Questions about conv2d weight transform

Sorry, I just started contacting tvm. I noticed that in order to speed up conv2d, the necessary transforms for the input and weight will be required:

def conv2d_gemm_weight_transform(kernel, tile_rows, tile_cols):
    KH, KW, IC, OC = get_const_tuple(kernel.shape)
    K = KH * KW * IC
    N = OC

    kernel_flat = te.compute(
        (K, N), lambda x, y: kernel[(x // IC) // KW, (x // IC) % KW, x % IC, y], "weight_flatten"
    )

    pad_K = 0
    pad_N = 0

    if N % tile_rows != 0:
        pad_N = tile_rows - (N % tile_rows)

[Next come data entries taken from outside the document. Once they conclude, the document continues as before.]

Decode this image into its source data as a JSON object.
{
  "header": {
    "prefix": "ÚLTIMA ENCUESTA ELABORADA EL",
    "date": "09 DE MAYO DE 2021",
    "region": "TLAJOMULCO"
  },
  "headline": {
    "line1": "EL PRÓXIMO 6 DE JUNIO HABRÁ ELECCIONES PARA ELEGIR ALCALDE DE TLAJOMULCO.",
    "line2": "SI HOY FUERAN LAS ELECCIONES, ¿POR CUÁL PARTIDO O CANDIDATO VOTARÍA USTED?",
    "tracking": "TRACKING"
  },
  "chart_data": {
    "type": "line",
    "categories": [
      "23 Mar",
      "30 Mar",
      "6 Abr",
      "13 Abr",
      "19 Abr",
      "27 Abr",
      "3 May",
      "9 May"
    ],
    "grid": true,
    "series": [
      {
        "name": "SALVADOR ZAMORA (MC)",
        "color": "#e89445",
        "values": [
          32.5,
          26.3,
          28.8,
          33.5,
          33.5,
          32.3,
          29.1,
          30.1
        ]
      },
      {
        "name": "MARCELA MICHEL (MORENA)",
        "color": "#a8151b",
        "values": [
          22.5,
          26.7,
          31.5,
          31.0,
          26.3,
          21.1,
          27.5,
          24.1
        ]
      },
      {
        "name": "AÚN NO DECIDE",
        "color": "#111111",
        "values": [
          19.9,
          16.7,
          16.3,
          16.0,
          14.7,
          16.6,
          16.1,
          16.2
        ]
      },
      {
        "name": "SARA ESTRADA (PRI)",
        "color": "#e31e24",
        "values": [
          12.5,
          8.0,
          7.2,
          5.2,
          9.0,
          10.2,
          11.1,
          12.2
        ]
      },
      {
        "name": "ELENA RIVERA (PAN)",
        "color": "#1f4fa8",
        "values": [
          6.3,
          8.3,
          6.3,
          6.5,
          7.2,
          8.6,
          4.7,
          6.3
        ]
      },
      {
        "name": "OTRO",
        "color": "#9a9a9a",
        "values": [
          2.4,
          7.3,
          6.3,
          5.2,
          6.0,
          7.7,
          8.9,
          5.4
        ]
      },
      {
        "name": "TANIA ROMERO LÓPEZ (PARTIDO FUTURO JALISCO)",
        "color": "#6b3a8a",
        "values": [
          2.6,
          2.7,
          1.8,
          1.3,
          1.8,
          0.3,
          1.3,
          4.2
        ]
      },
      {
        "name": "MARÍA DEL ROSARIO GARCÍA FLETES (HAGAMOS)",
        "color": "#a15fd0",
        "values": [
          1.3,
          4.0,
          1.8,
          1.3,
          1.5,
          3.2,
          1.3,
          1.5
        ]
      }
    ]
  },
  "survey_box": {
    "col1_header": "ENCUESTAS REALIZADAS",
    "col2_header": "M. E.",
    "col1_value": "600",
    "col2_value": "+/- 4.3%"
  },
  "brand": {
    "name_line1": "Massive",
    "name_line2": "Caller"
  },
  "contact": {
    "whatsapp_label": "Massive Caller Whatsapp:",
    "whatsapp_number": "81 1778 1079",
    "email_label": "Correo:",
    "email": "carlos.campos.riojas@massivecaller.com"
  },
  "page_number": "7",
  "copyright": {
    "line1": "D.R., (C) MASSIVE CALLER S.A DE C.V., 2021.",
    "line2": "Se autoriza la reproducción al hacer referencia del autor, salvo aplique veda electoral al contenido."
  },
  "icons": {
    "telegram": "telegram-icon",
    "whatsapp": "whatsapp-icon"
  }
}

    if K % tile_cols != 0:
        pad_K = tile_cols - (K % tile_cols)

    N_padded = N + pad_N
    K_padded = K + pad_K

    if pad_K != 0 or pad_N != 0:
        kernel_flat = pad(
            kernel_flat, pad_before=(0, 0), pad_after=(pad_K, pad_N), name="weight_padding"
        )

    return te.compute(
        (N_padded // tile_rows, K_padded // tile_cols, tile_rows, tile_cols),
        lambda x, y, z, w: kernel_flat[w + tile_cols * y, z + tile_rows * x],
        name="weight_block_reshape",
    )

You can see that this is a te.compute, and you can still see this calculation expression at the TIR level,below is the printed TIR:

  // attr [A_padded] storage_scope = "global"
  allocate A_padded[uint8 * 1605632]
  // attr [weight_block_reshape] storage_scope = "global"
  allocate weight_block_reshape[uint8 * 1024]
  // attr [C] storage_scope = "global"
  allocate C[int32 * 1605632]
  // attr [iter_var(pipeline, , pipeline)] pipeline_exec_scope = 1
  for (i1, 0, 50176) {
    for (i2, 0, 32) {
      A_padded[((i1*32) + i2)] = tir.if_then_else((i2 < 12), placeholder[((((floordiv(i1, 224)*675) + (floordiv(i2, 6)*675)) + (floormod(i1, 224)*3)) + floormod(i2, 6))], (uint8)0)
    }
  }
  for (x.y.fused, 0, 8) {
    for (z, 0, 32) {
      weight_block_reshape[((x.y.fused*128) + (z*4))] = tir.if_then_else(((x.y.fused < 3) && (z < 3)), placeholder[((x.y.fused*12) + z)], (uint8)0)
      weight_block_reshape[(((x.y.fused*128) + (z*4)) + 1)] = tir.if_then_else(((x.y.fused < 3) && (z < 3)), placeholder[(((x.y.fused*12) + z) + 3)], (uint8)0)
      weight_block_reshape[(((x.y.fused*128) + (z*4)) + 2)] = tir.if_then_else(((x.y.fused < 3) && (z < 3)), placeholder[(((x.y.fused*12) + z) + 6)], (uint8)0)
      weight_block_reshape[(((x.y.fused*128) + (z*4)) + 3)] = tir.if_then_else(((x.y.fused < 3) && (z < 3)), placeholder[(((x.y.fused*12) + z) + 9)], (uint8)0)
    }
  }

This is just a transformation of the data, why not optimize it? In other words, LLVM will be optimized in the future?

By looking at the generated llvm code, it is found that the weight transform still exists, and llvm is not optimized. Did I forget to turn on any optimization switch? Still weight transform is not optimized.

If you’re wondering why TVM/LLVM doesn’t do a compile-time evaluation of this code (because weights are constants), the answer is because TIR doesn’t treat weight data as constant. It expects you to pass in the weights at runtime, so the compiler can’t do the weight transformation ahead-of-time.

I do agree this isn’t ideal and especially for convolutions/GEMMs it means we get worse performance than we otherwise could. We have an RFC up at the moment which would add the ability to represent constant weights directly in TIR: [RFC][TIR] TIR Non-scalar Constants by manupa-arm · Pull Request #22 · apache/tvm-rfcs · GitHub. This could be the first step to enabling the behaviour you want, so feel free to take a look and comment.